Speaking of '80s cliches: I recently saw Wall Street for the first time, and was surprised how lousy it is, when you get right down to it. I think they spent about five minutes doing research on how Wall Street works. What's amazing is that it's so full of '80s cliches, it's hard to believe it was actually made in the '80s, as opposed to by people who heard about the '80s second-hand and then tried to cram in every reference for good measure. I'd rather watch The Secret of My Success any day (the soundtrack of which contains that ultimate '80s movie soundtrack cliche, "Oh Yeah" by Yello).


  1. 1. I, too, loved Space Camp. Why is it that when I watched Space Camp, I always thought of Joaquin/Leaf as the "little kid," when he was actually older than me? I guess you reposition yourself into the movie's POV, so if they say that the older teens are the "heroes," you identify with them.

    2. I, too, was a fan of Shag. Damn, that's a good movie. Phoebe Cates, why have you left us?

    3. I am thirdly a fan of your use of "studmuffin."

  2. I never identified, so much, with teens in teen movies as looked up to them -- their oldness and coolness was always just out of reach. I feel like I skipped the teen-hood of teen movies entirely -- it's like I was 15 for several years and then suddenly 20. *Really* being a teen would have required looking better in a bikini, having more proficiency with eye makeup .... something.

  3. i liked wall street. oliver stone's father was a stock broker—the hal holbrook character was based on him.

  4. I thought the writing was pretty crappy.
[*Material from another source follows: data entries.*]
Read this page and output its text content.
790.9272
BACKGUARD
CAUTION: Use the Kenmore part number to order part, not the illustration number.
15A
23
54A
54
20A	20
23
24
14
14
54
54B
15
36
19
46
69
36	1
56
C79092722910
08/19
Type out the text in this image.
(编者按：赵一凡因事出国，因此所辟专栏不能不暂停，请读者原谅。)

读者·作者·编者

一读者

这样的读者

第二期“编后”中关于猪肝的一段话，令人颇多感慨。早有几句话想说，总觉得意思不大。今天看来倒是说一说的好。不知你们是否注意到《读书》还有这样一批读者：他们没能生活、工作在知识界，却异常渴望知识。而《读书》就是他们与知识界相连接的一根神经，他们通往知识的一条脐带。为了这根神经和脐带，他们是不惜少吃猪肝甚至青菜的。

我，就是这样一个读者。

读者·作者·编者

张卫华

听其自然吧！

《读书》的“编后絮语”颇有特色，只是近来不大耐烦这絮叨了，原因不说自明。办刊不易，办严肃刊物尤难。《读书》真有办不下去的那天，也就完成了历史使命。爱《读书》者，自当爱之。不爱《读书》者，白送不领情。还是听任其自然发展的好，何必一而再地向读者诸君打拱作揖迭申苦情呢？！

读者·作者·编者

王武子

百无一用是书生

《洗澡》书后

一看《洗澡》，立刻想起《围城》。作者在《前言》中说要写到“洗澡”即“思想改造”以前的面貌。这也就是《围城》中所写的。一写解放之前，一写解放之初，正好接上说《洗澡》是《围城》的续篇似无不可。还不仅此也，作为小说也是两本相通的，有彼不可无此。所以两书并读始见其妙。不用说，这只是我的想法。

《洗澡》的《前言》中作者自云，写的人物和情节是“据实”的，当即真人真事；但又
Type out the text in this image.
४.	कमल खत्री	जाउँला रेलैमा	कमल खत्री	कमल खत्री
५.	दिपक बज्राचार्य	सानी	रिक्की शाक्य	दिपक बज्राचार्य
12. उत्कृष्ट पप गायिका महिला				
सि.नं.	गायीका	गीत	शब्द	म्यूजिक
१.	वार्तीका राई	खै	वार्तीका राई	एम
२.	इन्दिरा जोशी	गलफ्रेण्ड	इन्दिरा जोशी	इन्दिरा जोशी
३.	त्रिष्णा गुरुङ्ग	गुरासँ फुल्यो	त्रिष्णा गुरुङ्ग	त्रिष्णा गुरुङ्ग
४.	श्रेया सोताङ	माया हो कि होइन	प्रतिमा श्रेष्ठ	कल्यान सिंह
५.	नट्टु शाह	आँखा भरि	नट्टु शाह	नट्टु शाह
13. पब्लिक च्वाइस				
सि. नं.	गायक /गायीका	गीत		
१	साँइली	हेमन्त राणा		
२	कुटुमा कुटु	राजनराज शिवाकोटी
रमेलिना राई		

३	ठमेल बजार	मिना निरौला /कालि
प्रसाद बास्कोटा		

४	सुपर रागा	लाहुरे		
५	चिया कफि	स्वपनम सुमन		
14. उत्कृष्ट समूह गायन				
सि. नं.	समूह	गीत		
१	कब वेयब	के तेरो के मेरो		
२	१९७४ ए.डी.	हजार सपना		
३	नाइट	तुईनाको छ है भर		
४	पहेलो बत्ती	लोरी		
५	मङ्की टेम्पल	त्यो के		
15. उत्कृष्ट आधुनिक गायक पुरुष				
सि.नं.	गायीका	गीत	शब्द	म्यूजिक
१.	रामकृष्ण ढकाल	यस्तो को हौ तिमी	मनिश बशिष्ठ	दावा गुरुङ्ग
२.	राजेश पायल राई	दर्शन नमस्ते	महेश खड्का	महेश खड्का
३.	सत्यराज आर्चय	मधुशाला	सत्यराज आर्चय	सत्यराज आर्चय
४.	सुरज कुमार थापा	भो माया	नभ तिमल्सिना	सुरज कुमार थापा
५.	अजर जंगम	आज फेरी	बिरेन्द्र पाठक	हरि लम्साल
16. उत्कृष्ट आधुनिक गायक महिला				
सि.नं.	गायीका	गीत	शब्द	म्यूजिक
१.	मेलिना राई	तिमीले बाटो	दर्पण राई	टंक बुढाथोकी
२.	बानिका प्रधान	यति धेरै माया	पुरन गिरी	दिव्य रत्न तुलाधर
With many '80s movies, though not all, it seems like if you missed it the first time, it just doesn't work. I didn't see Top Gun until college, and wow. (Tom Skerritt again!)

    You're one hell of an instinctive pilot! Maybe too good.

  5. oh, i didn't see wall street until a few years ago:)

  6. I saw Wall Street shortly after it came out. I liked it, and have continued to like it when I've seen it again from time to time over the years since.

    I agree that the movie had a bunch of cliches in the writing, though they didn't (to me) sound so much as cliches when the movie first came out. What I like about the movie is how it depicts the utter soullessness, the total absence of human compassion, that one finds so often in the corporate world.

    I saw the Wall Street sequel a short time back (the one with Shia LeBoeuf and whatshername, and Michael Douglas again), and it was okay -- but I didn't like it as much, and it seemed to me to lose its footing around two-thirds of the way through. I liked Eli Wallach in it, and Frank Langella (for the short portion he was in the movie), and there were some scenes with real drama, but a lot of the time it seemed to drift in search of what it was trying to say.

    Never saw SpaceCamp. I really like The Breakfast Club.

    A movie that seems to me to do one of the best portrayals of teenagers is The Ice Storm. The teenager characters in that movie (who are just a little younger than I was in 1973 when the movie takes place) feel deeply real to me. Like people I might actually have known.

  7. I LOVE The Ice Storm. Though it seems really stylized to me, less real -- I guess it really was like that, huh? :)

  8. oh man. i watched Space Camp probably 20 times as a kid. my parents bought it as part of this series of "clean" films marketed to conservative families who didn't want their young kids being exposed to a lot of "foul" language and the like.

    i think, but am not sure, that the films in the series that contained any kind of objectionable material may actually have been edited, like for t.v. or something.

    i had completely forgotten about Jinx. watch out youtube, i'm about to wear you out watching Space Camp clips now.

  9. BTW (and again allowing that I've never actually seen SpaceCamp) --

    Talking robot + teenagers and/or kids = Number One symptom that you're watching bad science fiction.

    (Cf. "Danger, Will Robinson, danger!")

  10. heart Scott Coffey.

    I liked Wall Street at the time but in a lot of ways I look at Oliver Stone as a whiter, more politicized version of Tyler Perry: big, broad strokes; clumsy melodrama; a really weird, Bates-like relationship with women. Some mommy stuff there.

    It's like he watched a ton of Douglas Sirk movies, then put it all in a blender with some of his own hefty baggage and made a heaping mud pie with the resulting slop.